Suits transform the man into the super man. They allow us to skid on our knees at 50mph, to leap tall buildings in a single bound, to punch through concrete. They cloak us with invisibility, they toughen our exteriors to withstand the bite of shrapnel and they provide justification for the head up displays that almost no video game can do without.
It started with Master Chief, a faceless cipher whose identity exclusively hangs on his regenerating armour. From here games as diverse as Vanquish, Dead Space and, in its latter stages at least, BioShock have relied on the suits their characters wear for relevance. Stepping into the shoes of a space soldier is no longer interesting enough. We demand rocket boots.
This is threaded into the very story of Crysis 2. The man in the nanosuit, a soldier known only as Alcatraz, is so peripheral to the plot that, for the first half of the game, every other character you meet presumes he is someone else. Like Clark Kent, they don’t care about him. All that matters are the clothes he wears, a futuristic weave of technology that enables its wearer to stiffen himself to withstand the blast of a grenade, or blend invisibly into his surroundings. The characters on your side are only interested in putting the suit under a microscope; the characters that oppose you are only interested in stripping you of it.
Every time you walk into a new area, the suit will highlight key tactical options in the environment for you, useful for planning your attack.
So Crysis 2 is a game about a suit.

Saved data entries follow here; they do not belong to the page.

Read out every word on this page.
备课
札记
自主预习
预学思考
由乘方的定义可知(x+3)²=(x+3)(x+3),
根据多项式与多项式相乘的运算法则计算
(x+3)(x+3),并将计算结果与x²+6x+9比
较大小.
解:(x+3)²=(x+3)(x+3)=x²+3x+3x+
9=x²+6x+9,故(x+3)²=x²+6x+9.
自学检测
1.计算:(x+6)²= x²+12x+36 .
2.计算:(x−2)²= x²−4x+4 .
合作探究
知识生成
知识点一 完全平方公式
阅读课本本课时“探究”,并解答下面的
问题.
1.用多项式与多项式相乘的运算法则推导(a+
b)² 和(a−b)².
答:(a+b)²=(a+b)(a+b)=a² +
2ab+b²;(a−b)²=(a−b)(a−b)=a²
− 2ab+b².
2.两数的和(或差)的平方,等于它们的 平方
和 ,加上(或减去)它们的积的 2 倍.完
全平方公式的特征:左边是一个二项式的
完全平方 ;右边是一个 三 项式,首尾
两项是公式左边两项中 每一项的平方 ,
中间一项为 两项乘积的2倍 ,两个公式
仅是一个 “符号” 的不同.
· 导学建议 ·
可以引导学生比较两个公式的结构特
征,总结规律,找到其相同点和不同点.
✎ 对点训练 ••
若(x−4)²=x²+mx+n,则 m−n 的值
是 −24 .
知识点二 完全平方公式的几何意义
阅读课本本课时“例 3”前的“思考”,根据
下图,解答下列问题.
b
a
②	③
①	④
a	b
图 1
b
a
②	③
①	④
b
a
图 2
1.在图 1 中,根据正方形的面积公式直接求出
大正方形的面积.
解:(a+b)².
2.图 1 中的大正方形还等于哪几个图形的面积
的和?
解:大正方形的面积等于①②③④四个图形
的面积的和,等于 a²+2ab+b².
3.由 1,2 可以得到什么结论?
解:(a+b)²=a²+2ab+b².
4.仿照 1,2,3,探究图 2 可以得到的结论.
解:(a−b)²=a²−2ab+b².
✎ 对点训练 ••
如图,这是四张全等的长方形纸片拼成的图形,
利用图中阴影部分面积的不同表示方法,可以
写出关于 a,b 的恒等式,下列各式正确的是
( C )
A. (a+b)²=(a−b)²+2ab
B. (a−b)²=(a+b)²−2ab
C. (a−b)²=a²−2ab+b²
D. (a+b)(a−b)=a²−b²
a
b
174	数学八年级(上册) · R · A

But it’s also a game about a suit. The mechanics all fall within the triangle of abilities that the silvery, sinewy lycra provides. By default, in ‘power’ mode, you can run at twice the speed of a man and jump twice the distance. Tap the left bumper and the suit hardens into ‘armour’ mode, turning you into a human-shaped tank, able to take a missile to the chest and walk away giggling. Tap the right bumper for ‘stealth’ and you turn into a ghost, blending into your surroundings and evading detection.
This combination of abilities offers the ultimate gaming power fantasy. One moment you can be Solid Snake, skulking behind an enemy till you see the hairs on the back of his soon-to-be-broken neck. The next, you’re a Big Daddy, charging forward into the slack jaws of death, cannons to the left, cannons to the right. The wide-open spaces of Crysis 2′s New York are playpens in which you can toy with your prey in whatever way you wish using these tools.
For console gamers whose tactical brains have grown fat and dull after so many Call of Duty-style corridor shooters, the opportunity to plan, think and execute without fairground direction is invigorating and sometimes paralysing. The suit may turn you into a God – but you’re the one that has to provide the divine inspiration.